In some ways it was fair to trust past patterns more than early primary polling. Polls aren’t meant to be predictive of the eventual outcome, especially months before the elections begin. And national polls especially aren’t predictive when there isn’t a national election, but rather over 50 low-turnout individual state races. Add in the fact that votes don’t even determine who wins the nomination, overly complex and often differing delegate allocation rules do, and you have a recipe for polling disasters.

A series of high-profile horserace polling failures in 2015 didn’t help, either. Globally, polls botched election results in the United Kingdom and Israel, as well as on the Greek austerity referendum. Closer to home, a polling miss on the gubernatorial race in Kentucky was widely publicized. You couldn’t throw a proverbial rock on the internet without hitting a “polling field in crisis” thinkpiece in the fall of 2015.

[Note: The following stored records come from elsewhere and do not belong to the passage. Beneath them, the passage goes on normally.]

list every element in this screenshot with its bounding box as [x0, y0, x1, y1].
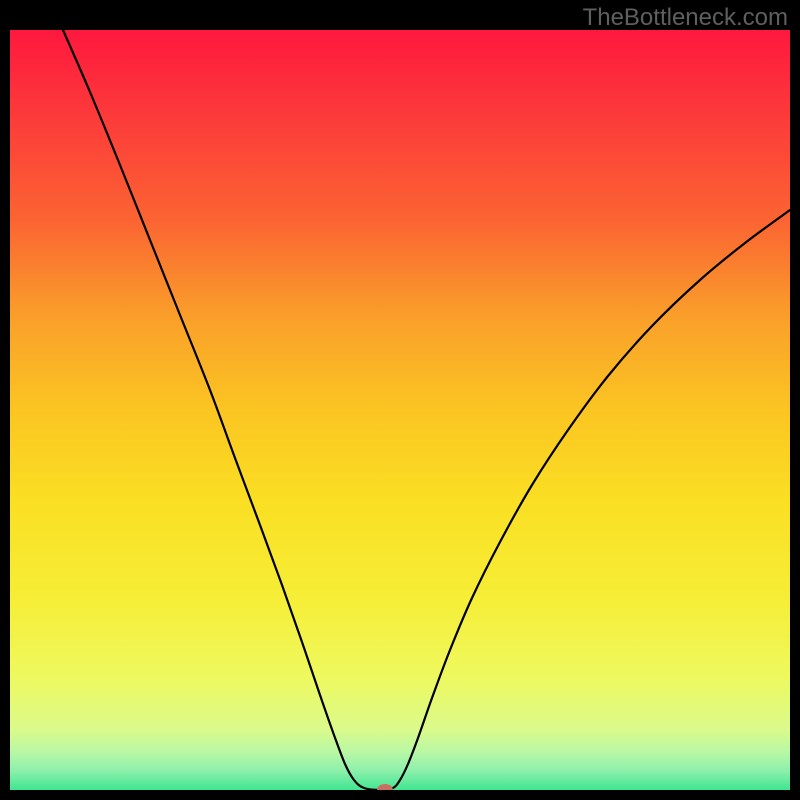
border-top [0, 0, 800, 30]
border-left [0, 0, 10, 800]
chart-svg [0, 0, 800, 800]
plot-background [10, 30, 790, 790]
chart-stage: TheBottleneck.com [0, 0, 800, 800]
border-right [790, 0, 800, 800]
border-bottom [0, 790, 800, 800]
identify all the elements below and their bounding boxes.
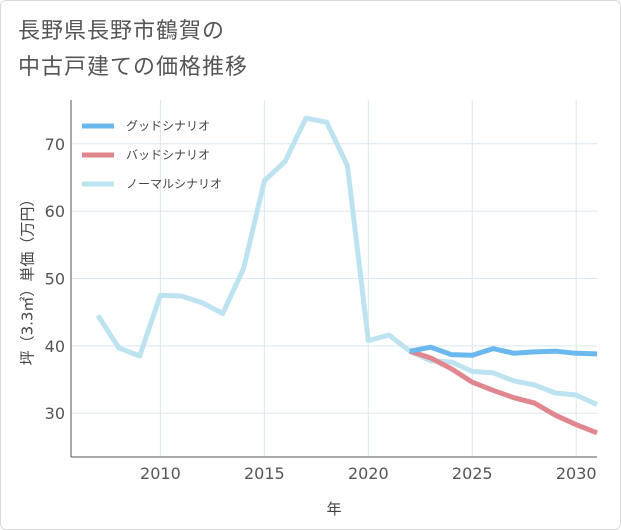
- x-tick-label: 2015: [244, 464, 285, 483]
- axes: [70, 100, 597, 458]
- y-axis-title: 坪（3.3㎡）単価（万円）: [19, 192, 37, 366]
- grid: [71, 100, 597, 457]
- series-line-2: [409, 348, 598, 436]
- chart-title: 長野県長野市鶴賀の 中古戸建ての価格推移: [18, 14, 248, 86]
- chart-title-line-2: 中古戸建ての価格推移: [18, 55, 249, 80]
- legend-label-3: ノーマルシナリオ: [126, 177, 222, 191]
- legend-label-1: グッドシナリオ: [126, 119, 210, 133]
- y-tick-label: 30: [45, 404, 65, 423]
- series-line-3: [95, 115, 599, 407]
- chart-title-line-1: 長野県長野市鶴賀の: [18, 19, 226, 44]
- y-tick-label: 70: [45, 135, 65, 154]
- x-axis-title: 年: [326, 500, 341, 518]
- x-tick-label: 2020: [348, 464, 389, 483]
- y-tick-label: 60: [45, 202, 65, 221]
- x-tick-label: 2010: [140, 464, 181, 483]
- series-layer: [95, 115, 599, 436]
- x-tick-label: 2025: [452, 464, 493, 483]
- series-line-1: [409, 344, 598, 358]
- y-tick-label: 40: [45, 337, 65, 356]
- tick-labels: 2010 2015 2020 2025 2030 30 40 50 60 70: [45, 135, 597, 483]
- x-tick-label: 2030: [556, 464, 597, 483]
- y-tick-label: 50: [45, 270, 65, 289]
- legend-label-2: バッドシナリオ: [126, 148, 210, 162]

Polls did show that many Republicans said they wouldn't vote for Trump, but those numbers went down over time. And we know that people often don't mean it when they say they won't vote for someone.

Once we got to January 2016 and no other candidate had come close to Trump in the polls, it might have been time to let go of some of the skepticism. A surprise early February Iowa loss to Sen. Ted Cruz (R-Texas) proved to be the exception, not the rule, and Trump kept polling high. The reality TV personality even surpassed Mitt Romney’s 2012 polling lead.

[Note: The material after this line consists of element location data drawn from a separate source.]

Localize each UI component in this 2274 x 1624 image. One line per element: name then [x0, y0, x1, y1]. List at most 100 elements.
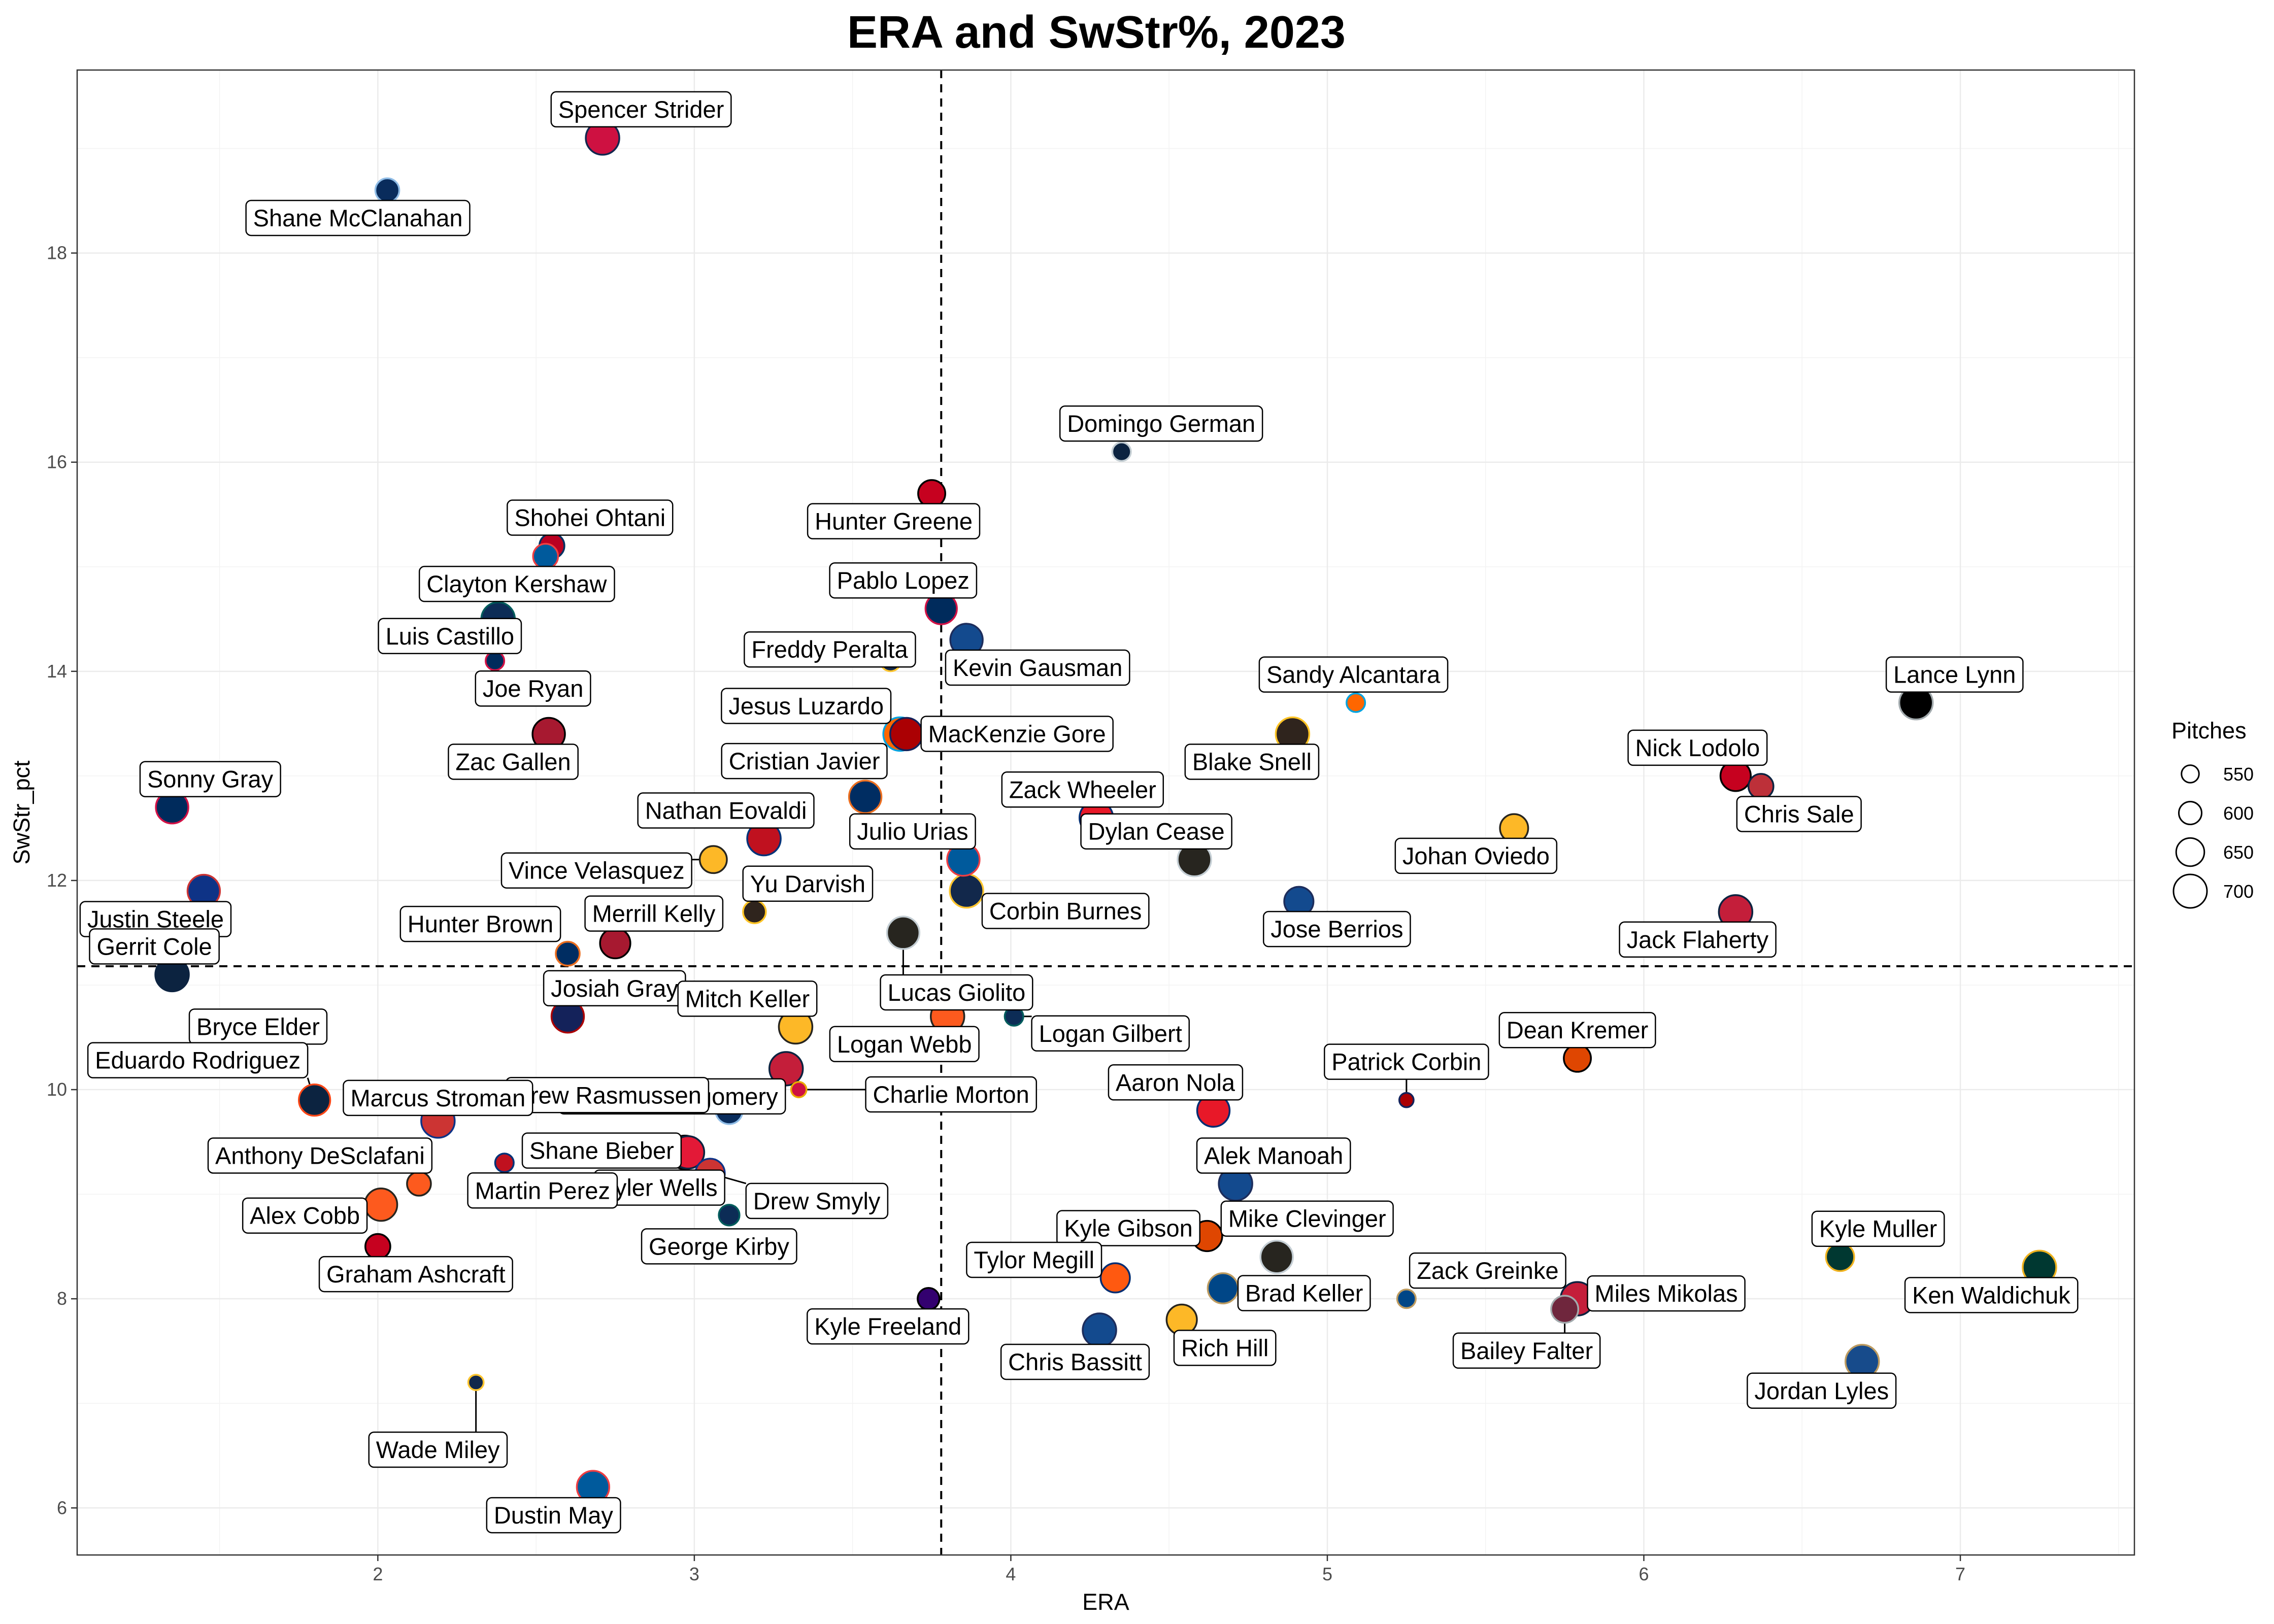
point-label-text: Aaron Nola — [1116, 1069, 1235, 1096]
legend-title: Pitches — [2171, 718, 2247, 743]
point-label-box — [865, 1076, 1038, 1113]
data-point — [1563, 1043, 1592, 1073]
data-point — [1082, 1312, 1117, 1348]
point-label-box — [399, 905, 561, 942]
x-tick-label: 2 — [373, 1564, 383, 1584]
point-label: Alex Cobb — [242, 1197, 368, 1234]
point-label-box — [1324, 1043, 1489, 1080]
point-label-box — [677, 980, 818, 1017]
point-label-box — [584, 895, 724, 932]
point-label-text: Tyler Wells — [601, 1174, 718, 1201]
point-label-text: Miles Mikolas — [1595, 1280, 1738, 1307]
data-point — [718, 1204, 741, 1227]
point-label-text: MacKenzie Gore — [928, 720, 1106, 747]
point-label: Miles Mikolas — [1587, 1275, 1746, 1312]
point-label-box — [1498, 1011, 1656, 1048]
point-label-text: Jack Flaherty — [1627, 926, 1769, 953]
data-point — [768, 1051, 804, 1087]
point-label-text: Chris Sale — [1744, 800, 1854, 827]
point-label: Luis Castillo — [378, 618, 522, 655]
point-label-box — [1220, 1200, 1394, 1237]
y-tick-label: 10 — [47, 1079, 67, 1100]
point-label-text: Patrick Corbin — [1331, 1048, 1481, 1075]
point-label-text: Lance Lynn — [1893, 661, 2016, 688]
point-label: Shane McClanahan — [245, 199, 471, 236]
point-label-box — [1237, 1275, 1371, 1311]
data-point — [917, 1287, 941, 1311]
point-label-box — [637, 792, 815, 829]
legend-key-circle — [2172, 873, 2208, 909]
point-label-box — [448, 743, 579, 780]
point-label-box — [744, 631, 916, 668]
y-axis-title: SwStr_pct — [9, 760, 35, 865]
point-label-box — [418, 565, 615, 602]
point-label: Gerrit Cole — [89, 928, 220, 965]
point-label: Charlie Morton — [865, 1076, 1038, 1113]
point-label-text: Clayton Kershaw — [426, 570, 607, 597]
point-label: Sonny Gray — [139, 761, 281, 797]
point-label: Rich Hill — [1173, 1330, 1277, 1366]
data-point — [1825, 1242, 1855, 1272]
point-label-text: Graham Ashcraft — [326, 1261, 506, 1288]
data-point — [406, 1171, 432, 1197]
point-label: Patrick Corbin — [1324, 1043, 1489, 1080]
point-label: Zack Greinke — [1409, 1252, 1566, 1289]
point-label-box — [1747, 1372, 1897, 1409]
point-label-text: Kyle Freeland — [814, 1313, 961, 1340]
point-label-text: Tylor Megill — [974, 1246, 1094, 1273]
point-label: Jose Berrios — [1262, 910, 1411, 948]
point-label-box — [368, 1431, 508, 1468]
point-label: Logan Gilbert — [1031, 1015, 1190, 1052]
point-label: Anthony DeSclafani — [207, 1137, 433, 1174]
point-label: Josiah Gray — [543, 970, 686, 1007]
point-label-text: Zack Wheeler — [1009, 776, 1156, 803]
point-label: Alek Manoah — [1196, 1137, 1351, 1174]
point-label: Nick Lodolo — [1627, 729, 1768, 766]
point-label: Merrill Kelly — [584, 895, 724, 932]
point-label: Clayton Kershaw — [418, 565, 615, 602]
point-label-text: Dustin May — [494, 1502, 614, 1529]
point-label-box — [1184, 743, 1320, 780]
data-point — [848, 780, 883, 814]
point-label: Yu Darvish — [742, 865, 874, 902]
point-label-box — [1885, 656, 2024, 693]
point-label: Jesus Luzardo — [721, 688, 892, 724]
point-label-box — [849, 813, 976, 850]
point-label: Logan Webb — [829, 1026, 980, 1063]
point-label-text: Nathan Eovaldi — [645, 797, 807, 824]
point-label-text: Nick Lodolo — [1635, 734, 1760, 761]
point-label-text: Dylan Cease — [1088, 818, 1225, 845]
point-label: Dustin May — [486, 1497, 621, 1534]
y-tick-label: 16 — [47, 452, 67, 472]
point-label-box — [1619, 921, 1777, 958]
point-label-box — [945, 649, 1130, 686]
data-point — [698, 845, 728, 874]
data-points — [154, 120, 2057, 1504]
point-label: George Kirby — [641, 1228, 797, 1265]
data-point — [949, 873, 984, 909]
point-label-box — [1627, 729, 1768, 766]
data-point — [1346, 692, 1366, 713]
point-label-box — [721, 688, 892, 724]
point-label-box — [1394, 837, 1558, 874]
point-label-box — [139, 761, 281, 797]
legend-key-label: 650 — [2223, 842, 2254, 863]
point-label-text: Cristian Javier — [729, 748, 880, 774]
point-label-box — [475, 670, 591, 707]
point-label: Lance Lynn — [1885, 656, 2024, 693]
point-label-text: Gerrit Cole — [96, 933, 212, 960]
point-label-box — [1031, 1015, 1190, 1052]
point-label: Ken Waldichuk — [1904, 1277, 2079, 1313]
data-point — [790, 1081, 808, 1098]
point-label-text: Pablo Lopez — [837, 567, 969, 594]
point-label-text: Wade Miley — [376, 1436, 500, 1463]
data-point — [599, 927, 631, 960]
reference-lines — [77, 70, 2134, 1555]
point-label-text: Zac Gallen — [455, 748, 571, 775]
point-label-box — [89, 928, 220, 965]
point-label-box — [807, 1308, 969, 1345]
y-tick-label: 18 — [47, 243, 67, 263]
point-label-text: Chris Bassitt — [1008, 1348, 1142, 1375]
x-tick-label: 7 — [1955, 1564, 1965, 1584]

Instead, as Trump kept winning states and racking up delegates, analysts focused on figuring out the arithmetic that could keep him from getting the nomination. The prospect of a contested convention became the fetish du jour among journalists and politicos alike. It made for some good headlines.

Trump did gain delegates more slowly than his predecessors. He didn’t have any real endorsements until later in March. Most candidates in the modern primary system had moved more quickly than he did. But the “modern primary system” has only been in place since 1972. And only six other Republican nomination fights have happened since then. None of those began with 17 candidates. The past was truly unable to guide us, but the appeal of the data was too strong to ignore.

Perhaps that’s because the past data on delegate accumulation and endorsements fit a much more appealing narrative than the polls did. Trump is a highly undesirable candidate for many people (and organizations such as The Huffington Post -- see the editor's note below as evidence), and it was reasonable to pick the difficult-path-for-Trump narrative out of the data at first.

But since we were still writing pieces on why he wouldn’t win when national polling — and many of the state level polls — had given him a clear lead for 9 months, we probably let those biases take over how we viewed the data too much.

It’s good to have an election every now and then that challenges all of our assumptions about how politics works. It makes us more careful about the future.

Editor’s note: Donald Trump regularly incites political violence and is a serial liar,rampant xenophobe, racist, misogynist and birther who has repeatedly pledged to ban all Muslims — 1.6 billion members of an entire religion — from entering the U.S.